Thickness-dependent structural evolution and quantum transport properties of Bi2Se3 thin films grown by thermal evaporation

Abstract

Bismuth selenide (Bi₂Se₃) is a prototypical topological insulator that exhibits robust surface states with spin-momentum locking and high carrier mobility, making it a key material for quantum and spintronic applications. We systematically investigated the thickness-dependent morphological evolution and quantum transport properties of Bi₂Se₃ thin films grown by a two-step thermal evaporation method.

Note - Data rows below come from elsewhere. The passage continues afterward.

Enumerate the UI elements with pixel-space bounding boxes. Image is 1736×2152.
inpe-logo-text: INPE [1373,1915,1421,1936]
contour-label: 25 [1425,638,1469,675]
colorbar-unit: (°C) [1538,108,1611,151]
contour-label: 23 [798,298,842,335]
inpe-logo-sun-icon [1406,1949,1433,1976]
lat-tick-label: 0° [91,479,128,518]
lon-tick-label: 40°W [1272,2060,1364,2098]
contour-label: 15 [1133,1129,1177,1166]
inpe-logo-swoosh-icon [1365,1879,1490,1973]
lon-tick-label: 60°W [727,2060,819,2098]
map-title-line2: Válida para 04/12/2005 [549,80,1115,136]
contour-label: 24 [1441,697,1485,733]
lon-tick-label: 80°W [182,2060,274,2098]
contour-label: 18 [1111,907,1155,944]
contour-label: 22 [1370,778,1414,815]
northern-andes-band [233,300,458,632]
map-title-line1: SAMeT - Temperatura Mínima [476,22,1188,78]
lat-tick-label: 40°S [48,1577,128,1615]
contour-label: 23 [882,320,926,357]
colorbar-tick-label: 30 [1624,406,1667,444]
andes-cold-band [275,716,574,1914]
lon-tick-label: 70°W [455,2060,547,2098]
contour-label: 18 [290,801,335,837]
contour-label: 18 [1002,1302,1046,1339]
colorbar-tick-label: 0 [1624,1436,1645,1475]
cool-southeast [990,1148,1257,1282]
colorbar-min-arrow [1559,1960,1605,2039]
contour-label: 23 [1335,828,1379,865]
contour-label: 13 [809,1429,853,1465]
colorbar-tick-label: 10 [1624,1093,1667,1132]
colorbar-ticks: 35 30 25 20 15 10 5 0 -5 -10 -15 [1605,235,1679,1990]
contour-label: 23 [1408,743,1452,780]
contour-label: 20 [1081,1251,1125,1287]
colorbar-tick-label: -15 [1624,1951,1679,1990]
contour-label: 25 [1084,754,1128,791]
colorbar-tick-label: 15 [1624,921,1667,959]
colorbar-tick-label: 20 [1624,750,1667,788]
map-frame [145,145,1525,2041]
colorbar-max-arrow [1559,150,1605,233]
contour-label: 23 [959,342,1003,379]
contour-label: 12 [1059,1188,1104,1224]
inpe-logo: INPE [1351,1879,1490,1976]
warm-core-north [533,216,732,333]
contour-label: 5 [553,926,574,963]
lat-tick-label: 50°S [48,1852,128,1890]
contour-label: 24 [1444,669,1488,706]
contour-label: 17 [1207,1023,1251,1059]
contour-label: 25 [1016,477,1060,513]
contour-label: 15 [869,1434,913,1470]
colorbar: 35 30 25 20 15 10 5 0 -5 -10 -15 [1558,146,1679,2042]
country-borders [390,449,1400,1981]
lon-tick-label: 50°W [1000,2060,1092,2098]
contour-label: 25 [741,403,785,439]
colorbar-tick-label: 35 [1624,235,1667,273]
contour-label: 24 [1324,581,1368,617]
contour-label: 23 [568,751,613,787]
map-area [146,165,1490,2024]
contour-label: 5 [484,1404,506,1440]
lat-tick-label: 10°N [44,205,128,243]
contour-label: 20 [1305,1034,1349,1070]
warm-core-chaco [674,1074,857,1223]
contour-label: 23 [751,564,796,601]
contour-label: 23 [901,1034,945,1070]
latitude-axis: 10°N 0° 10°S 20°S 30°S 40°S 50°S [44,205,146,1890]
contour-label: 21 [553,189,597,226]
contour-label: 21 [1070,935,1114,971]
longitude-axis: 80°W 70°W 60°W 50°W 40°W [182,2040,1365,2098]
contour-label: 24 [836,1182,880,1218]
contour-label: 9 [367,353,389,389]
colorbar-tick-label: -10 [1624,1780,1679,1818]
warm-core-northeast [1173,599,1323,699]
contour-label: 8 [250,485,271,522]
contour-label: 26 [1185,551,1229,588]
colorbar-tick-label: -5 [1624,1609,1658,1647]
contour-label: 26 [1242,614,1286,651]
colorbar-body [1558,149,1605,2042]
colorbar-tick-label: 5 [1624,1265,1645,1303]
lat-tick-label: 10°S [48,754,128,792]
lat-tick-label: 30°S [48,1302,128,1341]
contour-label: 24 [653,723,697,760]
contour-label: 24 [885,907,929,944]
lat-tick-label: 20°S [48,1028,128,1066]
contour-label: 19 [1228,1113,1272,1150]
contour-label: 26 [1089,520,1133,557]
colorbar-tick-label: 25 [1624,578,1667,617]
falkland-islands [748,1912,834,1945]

Films with thicknesses of 3–80 quintuple layers (QL) were deposited under high vacuum and annealed at 200 °C. Ultrathin films (≤ 9 QL) exhibited island-like discontinuous morphology and high resistance, while thicker films (> 9 QL) formed continuous, c-axis-oriented crystalline layers with enhanced smoothness and conductivity. The highest Raman peak intensity was obtained for the 9-QL film due to enhanced electron-phonon coupling, suggesting that 9 QL is the critical thickness for coherent phonon and carrier behavior. Magnetotransport measurements revealed weak antilocalization at low fields and an increasing contribution from bulk transport channels at high fields in thicker films. These findings provide insights into the nucleation-to-coalescence transition of layered Bi₂Se₃ films and establish 9–40 QL as the optimal thickness range for accessing topological surface transport in quantum devices.